Where Beauty Has No Ebb

Dublin is overrun with Eurotrash. To get to know the real Ireland, seek solitude and solace along the country’s many beaches
Climbing out of Shannon, our big jet lays its shadow over the Aran Islands and I spy a pretty white beach I’ve not stepped on since 1981. A thought strikes me: how many stunning sandy strands I’ve stumbled upon in Ireland. Speak the word Ireland and people think of many pleasant things: The Edge’s stellar toque collection. Some old bollix pretending he drank with Brendan Behan. Romanian stag parties Euro-vomiting trendily over the rainy cobbles of Temple Bar.

A sunny, sandy beach replete with seals and porpoises is not the first image that springs to mind. Yet Ireland’s jagged coastline hides thousands of sublime strands, easy to journey to and, best of all for us anti-social types, blessedly free of the madding crowd. I have a few favourites, though I’d rather no one went to them but me.

Dollymount Strand is a fine Blue Flag swimming beach on North Bull Island, right in Dublin Bay. The island is a giant sandbar created by the tidal scour from nineteenth-century seawalls built on either side of the mouth of the River Liffey by the infamous Captain William Bligh.

I walk down to Dollymount the morning after my birthday celebrations at Harry Byrne’s pub, where a few too many jars were tippled. To stride a mile or two of flat sand seems an excellent way to clear my addled cranium and view the harbour traffic, the twin twinkling smokestacks of Poolbeg Point, and the hills of Howth.

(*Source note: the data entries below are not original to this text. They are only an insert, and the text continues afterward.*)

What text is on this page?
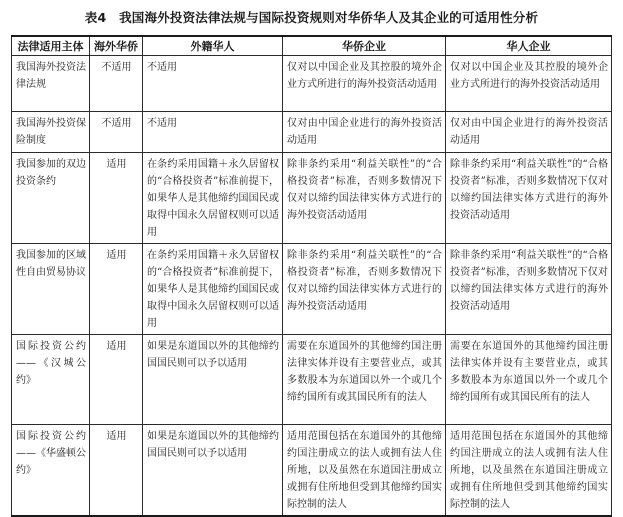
表4　我国海外投资法律法规与国际投资规则对华侨华人及其企业的可适用性分析
法律适用主体	海外华侨	外籍华人	华侨企业	华人企业
我国海外投资法律法规	不适用	不适用	仅对以中国企业及其控股的境外企业方式所进行的海外投资活动适用	仅对以中国企业及其控股的境外企业方式所进行的海外投资活动适用
我国海外投资保险制度	不适用	不适用	仅对由中国企业进行的海外投资活动适用	仅对由中国企业进行的海外投资活动适用
我国参加的双边投资条约	适用	在条约采用国籍＋永久居留权的“合格投资者”标准前提下，如果华人是其他缔约国国民或取得中国永久居留权则可以适用	除非条约采用“利益关联性”的“合格投资者”标准，否则多数情况下仅对以缔约国法律实体方式进行的海外投资活动适用	除非条约采用“利益关联性”的“合格投资者”标准，否则多数情况下仅对以缔约国法律实体方式进行的海外投资活动适用
我国参加的区域性自由贸易协议	适用	在条约采用国籍＋永久居留权的“合格投资者”标准前提下，如果华人是其他缔约国国民或取得中国永久居留权则可以适用	除非条约采用“利益关联性”的“合格投资者”标准，否则多数情况下仅对以缔约国法律实体方式进行的海外投资活动适用	除非条约采用“利益关联性”的“合格投资者”标准，否则多数情况下仅对以缔约国法律实体方式进行的海外投资活动适用
国际投资公约——《汉城公约》	适用	如果是东道国以外的其他缔约国国民则可以予以适用	需要在东道国外的其他缔约国注册法律实体并设有主要营业点，或其多数股本为东道国以外一个或几个缔约国所有或其国民所有的法人	需要在东道国外的其他缔约国注册法律实体并设有主要营业点，或其多数股本为东道国以外一个或几个缔约国所有或其国民所有的法人
国际投资公约——《华盛顿公约》	适用	如果是东道国以外的其他缔约国国民则可以予以适用	适用范围包括在东道国外的其他缔约国注册成立的法人或拥有法人住所地，以及虽然在东道国注册成立或拥有住所地但受到其他缔约国实际控制的法人	适用范围包括在东道国外的其他缔约国注册成立的法人或拥有法人住所地，以及虽然在东道国注册成立或拥有住所地但受到其他缔约国实际控制的法人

Penitent, I stroll half the day, the salt air a tonic, only to find myself in a pub again, where my cousin tells me of a Dublin policeman he knows, a man not happy in his home, a man who takes shift after shift to avoid going home to his wife and children, who dislike him. One day this policeman’s wife asks him to pick up her sister at Dublin Airport. He does so. The sister-in-law is thrilled to be home, her first time back in ould Ireland since emigrating.

Now before we go anywhere, she says excitedly, I want to walk barefoot on Dollymount Strand. Her first steps back on the Emerald Isle. Your man glumly drives her to Dollymount and off she tears, trotting down the flat beach, happy as a clam.

He sits in the car, less happy than a clam, but then doesn’t he discover her duty-free bag. He drains one or two of his sister-in-law’s fine duty-free bottles and passes out in the driver’s seat. The sister-in-law returns to the car but she cannot rouse him, cannot even budge him, and she has to walk off the beach and uphill into Raheny to phone her sister. The sister-in-law’s first walk back in Ireland is a wee bit longer than she counted on; the policeman starts working even more overtime.

Howth’s hills and lighthouse and dramatic cliffs are visible from the beach at Dollymount. Howth has a Mediterranean look—palm trees and wild pastel walls, ruined abbey stones, and a quarry hidden in the rocks looming over the town. The poet W.B. Yeats lived for a time in Howth, and parts of J.P. Donleavy’s raucous novel The Ginger Man are set here.

Under Howth’s Martello tower I sit on a cliffside beach getting sunburnt. A dog appears magically, no owner visible. The dog stares at me, trying to communicate. I pick up a stick.

No, it says to me, a stick won’t do. I toss a small stone.